Understand Your Debt, Move Toward Your Financial Goals

  View all articles



Nothing complicates the homebuying process like debt can. Lenders will always look at your current debt situation when approving you for a loan. Getting a handle on your debt not only simplifies the homebuying process, it also is the foundation you need to put in place to live a financially healthy life. 

Let’s explore four types of debt: credit cards, car loans, student loans, and mortgages.

Credit Card Debt

I’ve heard countless people say they wish they had been taught earlier in their lives how credit cards work. More specifically, they wish they had known how quickly you can face an uphill battle if not understood and managed appropriately. 

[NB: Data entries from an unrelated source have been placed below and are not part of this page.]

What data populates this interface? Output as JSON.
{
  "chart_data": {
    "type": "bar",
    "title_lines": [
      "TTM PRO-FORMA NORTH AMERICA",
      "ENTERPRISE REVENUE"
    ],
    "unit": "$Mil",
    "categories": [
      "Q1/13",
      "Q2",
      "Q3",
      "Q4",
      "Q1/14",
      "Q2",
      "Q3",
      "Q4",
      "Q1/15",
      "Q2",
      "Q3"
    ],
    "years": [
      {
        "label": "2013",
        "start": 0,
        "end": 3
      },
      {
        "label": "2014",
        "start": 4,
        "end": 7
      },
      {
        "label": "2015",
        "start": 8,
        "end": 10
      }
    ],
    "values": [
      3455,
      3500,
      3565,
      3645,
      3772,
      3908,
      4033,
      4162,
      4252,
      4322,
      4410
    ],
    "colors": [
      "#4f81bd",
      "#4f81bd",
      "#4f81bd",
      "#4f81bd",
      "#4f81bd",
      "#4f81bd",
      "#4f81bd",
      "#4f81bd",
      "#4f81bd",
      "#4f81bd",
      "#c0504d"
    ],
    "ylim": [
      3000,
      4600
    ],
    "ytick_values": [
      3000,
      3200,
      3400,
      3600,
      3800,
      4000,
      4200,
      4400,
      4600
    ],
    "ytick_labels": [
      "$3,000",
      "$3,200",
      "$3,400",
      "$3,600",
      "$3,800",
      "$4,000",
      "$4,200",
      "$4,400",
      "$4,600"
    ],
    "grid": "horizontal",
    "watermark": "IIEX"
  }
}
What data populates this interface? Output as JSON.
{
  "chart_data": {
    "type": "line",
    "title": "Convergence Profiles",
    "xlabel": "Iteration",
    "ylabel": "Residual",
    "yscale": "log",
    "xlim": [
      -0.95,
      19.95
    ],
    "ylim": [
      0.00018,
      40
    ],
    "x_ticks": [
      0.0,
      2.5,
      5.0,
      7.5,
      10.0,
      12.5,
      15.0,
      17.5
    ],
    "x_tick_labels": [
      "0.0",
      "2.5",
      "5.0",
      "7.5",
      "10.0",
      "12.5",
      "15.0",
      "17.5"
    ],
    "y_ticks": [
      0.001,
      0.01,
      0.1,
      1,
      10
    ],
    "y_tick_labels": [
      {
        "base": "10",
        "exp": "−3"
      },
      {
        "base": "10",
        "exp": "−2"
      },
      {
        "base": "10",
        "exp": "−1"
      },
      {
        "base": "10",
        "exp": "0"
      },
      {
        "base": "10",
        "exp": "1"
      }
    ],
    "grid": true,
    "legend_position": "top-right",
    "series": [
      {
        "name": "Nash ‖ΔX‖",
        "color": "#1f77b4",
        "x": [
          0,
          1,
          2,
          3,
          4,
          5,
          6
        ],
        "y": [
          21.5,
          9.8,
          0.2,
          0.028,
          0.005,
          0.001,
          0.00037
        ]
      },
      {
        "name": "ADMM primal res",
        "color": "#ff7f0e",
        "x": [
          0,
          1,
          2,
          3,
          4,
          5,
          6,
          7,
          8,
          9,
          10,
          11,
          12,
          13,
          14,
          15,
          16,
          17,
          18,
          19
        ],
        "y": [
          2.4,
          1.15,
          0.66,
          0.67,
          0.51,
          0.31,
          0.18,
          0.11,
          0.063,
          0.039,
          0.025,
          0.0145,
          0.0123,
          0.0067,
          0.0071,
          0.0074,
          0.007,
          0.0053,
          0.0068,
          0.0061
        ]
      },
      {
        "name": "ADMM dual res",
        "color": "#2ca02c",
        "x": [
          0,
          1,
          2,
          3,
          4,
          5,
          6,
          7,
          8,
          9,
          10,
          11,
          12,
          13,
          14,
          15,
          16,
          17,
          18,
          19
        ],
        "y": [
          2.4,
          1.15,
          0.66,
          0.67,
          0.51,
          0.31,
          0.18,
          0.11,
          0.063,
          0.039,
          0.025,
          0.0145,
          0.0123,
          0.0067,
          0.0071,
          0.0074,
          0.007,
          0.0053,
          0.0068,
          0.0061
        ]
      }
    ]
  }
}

Interest rates on credit cards can be very high and currently average over 16%. Ideally you wouldn’t ever carry a balance on your credit card, but if you find yourself in a situation where that’s your only option, you need to focus on paying it off as soon as possible. Carrying a balance for an extended period of time is very costly and puts you in a position where you will be facing a mountain to climb instead of a hill. There are many solutions to tackling debt like Dave Ramsey’s books or educational programs. 

Car Loans

Another common debt most of us experience at some point in our lives is car loans. Interest rates and terms on these loans range all over the board. The main thing to focus on when buying a car is that you are buying a depreciable asset (in my mind more of a liability), and you need to make sure you don’t get in a situation where you owe more money on the car than it's worth. If you have an 8% interest rate 84-month loan, there is a good chance you will owe more on the car than you can sell it for. A solution for this is gap insurance, which covers you if you get in this situation, but it costs more money. Better advice: don’t get yourself into this situation and try finding a cheaper car instead. 

Student Loans

Student loans are becoming more of a problem lately than ever before. I’m not going to dive too deep into this but I would advise parents to have the conversation with their kids on how much they’re borrowing compared to the anticipated salary their child is expected to receive in the future. I know this is a tough conversation but once again, we don’t want to be facing that uphill battle early in our adult life. Take a look at this resource giving an overview of the labor market for recent college graduates.

Mortgage Debt

Last on the list is housing debt. There are differing opinions on housing debt. One end of the spectrum is paying off your mortgage and the other end is using your equity for various things. I believe somewhere in the middle of these extremes is the ideal situation for most people. Mortgage rates have been under 4% for a number of years and now are climbing - currently at or above 5%. Just over a year ago, borrowers were able to get 30-year loans around 3%. 

Since houses tend to appreciate over time, I’m perfectly comfortable not paying off a mortgage early and carrying that debt for a long period of time. My personal rule of thumb is debt on assets that appreciate is good debt and debt on depreciable assets or liabilities is bad debt. This all depends on the interest rate but that’s why you need to evaluate each situation differently. 


Managing your debt well will give you a better chance at getting pre-approved for that house you want. It’s the first step in becoming financially fit but don’t stop there. This gives you the foundation to be great savers and then you can begin your investing journey.